Dean Ehlers

Biographical details
- Born: June 22, 1929 Campbell Hill, Illinois, U.S.
- Died: February 19, 2017 (aged 87) Harrisonburg, Virginia, U.S.

Playing career

Basketball
- c. 1950: Central Methodist

Baseball
- c. 1950: Central Methodist
- 1948: Geneva Robins
- 1949: Ponca City Dodgers
- 1950: Asheville Tourists
- 1951: Elmira Pioneers
- 1954: Elmira Pioneers
- 1955: Pueblo Dodgers
- Position: Catcher (baseball)

Coaching career (HC unless noted)

Basketball
- 1956–1962: Memphis State (assistant)
- 1962–1966: Memphis State
- 1971–1972: James Madison

Baseball
- 1958–1961: Memphis State

Administrative career (AD unless noted)
- 1971–1993: James Madison

Head coaching record
- Overall: 69–54 (baseball) 39–39 (baseball)

= Dean Ehlers =

American college sports coach and administrator

Omer Dean Ehlers (June 22, 1929 – February 19, 2017) was an American college basketball and baseball coach and athletic administrator. He was the first athletic director for James Madison University and served for 22 years.
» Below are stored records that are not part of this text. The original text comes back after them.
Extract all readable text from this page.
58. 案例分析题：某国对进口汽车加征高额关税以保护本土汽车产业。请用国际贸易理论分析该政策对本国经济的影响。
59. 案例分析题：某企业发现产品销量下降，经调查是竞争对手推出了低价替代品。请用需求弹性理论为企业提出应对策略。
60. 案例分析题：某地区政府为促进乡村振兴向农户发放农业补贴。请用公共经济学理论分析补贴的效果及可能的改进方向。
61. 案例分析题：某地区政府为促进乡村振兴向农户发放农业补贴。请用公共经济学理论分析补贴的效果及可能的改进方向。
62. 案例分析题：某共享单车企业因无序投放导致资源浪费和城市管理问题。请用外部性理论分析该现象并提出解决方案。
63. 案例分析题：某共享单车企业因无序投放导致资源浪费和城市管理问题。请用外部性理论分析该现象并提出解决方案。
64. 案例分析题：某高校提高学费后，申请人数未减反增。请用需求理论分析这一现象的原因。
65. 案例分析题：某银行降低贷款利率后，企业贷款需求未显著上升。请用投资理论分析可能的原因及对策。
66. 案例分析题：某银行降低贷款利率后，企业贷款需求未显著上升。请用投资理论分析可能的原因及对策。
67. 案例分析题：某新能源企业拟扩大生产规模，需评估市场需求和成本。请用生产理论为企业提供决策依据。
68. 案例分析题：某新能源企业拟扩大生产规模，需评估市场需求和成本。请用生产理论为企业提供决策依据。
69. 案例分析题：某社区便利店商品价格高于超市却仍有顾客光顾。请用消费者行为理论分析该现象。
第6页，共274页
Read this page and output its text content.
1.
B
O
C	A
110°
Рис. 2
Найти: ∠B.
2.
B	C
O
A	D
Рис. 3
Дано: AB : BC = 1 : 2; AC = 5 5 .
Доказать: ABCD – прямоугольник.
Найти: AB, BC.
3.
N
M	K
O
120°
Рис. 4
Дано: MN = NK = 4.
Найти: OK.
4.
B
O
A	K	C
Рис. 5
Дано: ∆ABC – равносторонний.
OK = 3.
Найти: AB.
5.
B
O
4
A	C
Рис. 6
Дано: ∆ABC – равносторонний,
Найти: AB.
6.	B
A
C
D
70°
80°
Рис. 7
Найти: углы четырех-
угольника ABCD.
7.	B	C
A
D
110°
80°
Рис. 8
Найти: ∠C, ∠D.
Ehlers played basketball and baseball as a student at Central Methodist University. He spent time playing baseball in the Brooklyn Dodgers organization and in the U.S. Army before embarking on his coaching career, starting as head baseball coach and assistant basketball coach at Memphis State University (now the University of Memphis). Ehlers then moved to James Madison, as the school's first athletic director while the school made the transition from a women's college to a co-ed institution. He coached the school's basketball team for a year, before hiring Lou Campanelli, who led the Dukes to their first NCAA tournament appearance in 1981. Ehlers was instrumental in founding the Colonial Athletic Association in 1985 and was the namesake for the Ehlers Award, granted by the conference to the men's and women's basketball players who “embodies the highest standards of leadership, integrity and sportsmanship in conjunction with his academic athletic achievement.”

Ehlers retired in 1993. He died on February 19, 2017, at age 87.